# Hyatt - Exchanging for a different week



## IslandTime (Jan 2, 2012)

We own week 27 at Hyatt Sunset Harbor and will be staying there for the first time in July.  I put in a request to exchange it for week 26 right after we got into to the Hyatt system (back in September) and got the confirmation a few days ago that we got our requested week.  Very excited!  There was no unit # on the email or on my reservation on the Hyatt website.  Will our unit be assigned in advance or not until we arrive to check in?  It's not a big deal either way, just curious -- and very excited to be staying there for the first time.


----------



## Kal (Jan 4, 2012)

The units will be assigned about 1-2 weeks prior to arrival.  I suggest you call Hyatt and give them your preferences.  At the time of unit assignment, the Resort Manager will set priorities based on the date the request was made.  If the requested unit(s) are occupied by owners of that unit/week, they will not be available.


----------



## ivywag (Jan 8, 2012)

*Best unit?*

We will be checking in to Hyatt Sunset Harbor on Jan 22.  I'm planning to call the resort manager tomorrow to make a unit request.  Can anyone tell me which 2BR unit has the best Harbor view? Are the units all the same size.  We're long-time west coast HRC owners, but it's our first time to Sunset Harbor.


----------



## bdh (Jan 9, 2012)

ivywag said:


> Can anyone tell me which 2BR unit has the best Harbor view? Are the units all the same size.  We're long-time west coast HRC owners, but it's our first time to Sunset Harbor.

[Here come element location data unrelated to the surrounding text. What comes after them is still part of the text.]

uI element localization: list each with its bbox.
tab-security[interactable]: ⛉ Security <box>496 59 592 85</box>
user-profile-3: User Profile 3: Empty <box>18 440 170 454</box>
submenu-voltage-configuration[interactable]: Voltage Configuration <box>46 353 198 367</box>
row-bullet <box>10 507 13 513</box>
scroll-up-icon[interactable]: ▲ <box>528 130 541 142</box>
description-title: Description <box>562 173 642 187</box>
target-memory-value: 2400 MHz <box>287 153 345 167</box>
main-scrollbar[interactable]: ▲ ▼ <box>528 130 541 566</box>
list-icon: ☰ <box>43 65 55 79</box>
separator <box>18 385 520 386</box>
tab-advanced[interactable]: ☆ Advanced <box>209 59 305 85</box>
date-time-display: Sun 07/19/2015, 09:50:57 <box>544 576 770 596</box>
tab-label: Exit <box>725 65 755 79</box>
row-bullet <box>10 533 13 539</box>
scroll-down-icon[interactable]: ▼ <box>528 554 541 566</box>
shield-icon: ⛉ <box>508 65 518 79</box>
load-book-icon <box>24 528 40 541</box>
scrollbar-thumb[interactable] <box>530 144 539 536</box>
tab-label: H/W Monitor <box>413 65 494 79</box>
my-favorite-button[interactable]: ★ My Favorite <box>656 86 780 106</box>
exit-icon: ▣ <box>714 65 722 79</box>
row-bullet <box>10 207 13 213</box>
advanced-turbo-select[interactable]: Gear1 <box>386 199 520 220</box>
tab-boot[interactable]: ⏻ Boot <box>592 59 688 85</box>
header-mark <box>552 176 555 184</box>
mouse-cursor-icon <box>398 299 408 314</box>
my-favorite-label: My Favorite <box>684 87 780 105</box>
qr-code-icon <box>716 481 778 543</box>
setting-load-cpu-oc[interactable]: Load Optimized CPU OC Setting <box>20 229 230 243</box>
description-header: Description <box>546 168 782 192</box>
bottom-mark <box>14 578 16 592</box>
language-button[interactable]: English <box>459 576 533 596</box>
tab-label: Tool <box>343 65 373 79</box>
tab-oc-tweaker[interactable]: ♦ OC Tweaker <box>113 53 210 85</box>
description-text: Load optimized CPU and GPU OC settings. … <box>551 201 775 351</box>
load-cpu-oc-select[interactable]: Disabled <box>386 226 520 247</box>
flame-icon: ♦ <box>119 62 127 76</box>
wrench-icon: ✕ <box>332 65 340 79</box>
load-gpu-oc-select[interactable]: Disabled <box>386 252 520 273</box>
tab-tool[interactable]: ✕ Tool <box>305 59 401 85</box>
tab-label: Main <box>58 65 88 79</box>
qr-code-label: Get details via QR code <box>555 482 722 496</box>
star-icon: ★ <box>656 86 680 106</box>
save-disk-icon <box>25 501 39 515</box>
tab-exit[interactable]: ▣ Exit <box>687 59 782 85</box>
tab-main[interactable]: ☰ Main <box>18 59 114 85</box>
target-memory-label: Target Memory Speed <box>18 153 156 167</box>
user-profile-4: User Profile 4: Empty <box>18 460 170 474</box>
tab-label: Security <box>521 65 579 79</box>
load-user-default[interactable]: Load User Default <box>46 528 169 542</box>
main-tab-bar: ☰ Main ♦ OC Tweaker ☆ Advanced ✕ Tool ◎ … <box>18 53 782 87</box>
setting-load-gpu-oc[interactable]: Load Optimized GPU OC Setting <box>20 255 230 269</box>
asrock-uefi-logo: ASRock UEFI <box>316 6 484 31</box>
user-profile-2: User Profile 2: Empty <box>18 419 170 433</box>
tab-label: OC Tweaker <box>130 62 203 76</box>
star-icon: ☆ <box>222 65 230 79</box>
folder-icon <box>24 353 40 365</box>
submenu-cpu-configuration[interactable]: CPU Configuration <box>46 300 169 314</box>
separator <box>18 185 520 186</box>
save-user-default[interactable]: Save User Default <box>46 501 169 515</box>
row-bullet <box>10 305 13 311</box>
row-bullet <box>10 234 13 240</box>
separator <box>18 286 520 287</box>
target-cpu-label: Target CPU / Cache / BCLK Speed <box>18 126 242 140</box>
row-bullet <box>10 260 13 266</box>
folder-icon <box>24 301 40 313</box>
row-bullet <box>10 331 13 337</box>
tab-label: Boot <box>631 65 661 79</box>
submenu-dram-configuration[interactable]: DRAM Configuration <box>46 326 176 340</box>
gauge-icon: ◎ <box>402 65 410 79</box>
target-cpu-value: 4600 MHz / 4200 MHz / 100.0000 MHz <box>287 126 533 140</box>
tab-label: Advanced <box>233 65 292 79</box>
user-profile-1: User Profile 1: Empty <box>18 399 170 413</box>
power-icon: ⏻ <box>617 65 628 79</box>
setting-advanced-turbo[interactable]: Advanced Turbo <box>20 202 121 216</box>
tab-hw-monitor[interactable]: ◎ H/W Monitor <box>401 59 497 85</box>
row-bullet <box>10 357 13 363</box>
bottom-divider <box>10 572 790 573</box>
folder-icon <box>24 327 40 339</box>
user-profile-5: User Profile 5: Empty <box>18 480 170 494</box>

Any unit in building 5 except 511 and 514 (first floor units) provides unobstructed views of the harbor.  Note: the townhouse units 512 and 513 have the living room balcony on the 1st floor (too low to have a harbor view), but the balcony off the master bedroom on the 2nd floor provides a nice sunset view.


----------



## ivywag (Jan 10, 2012)

*Thank You!*

We're really looking forward to the trip.


----------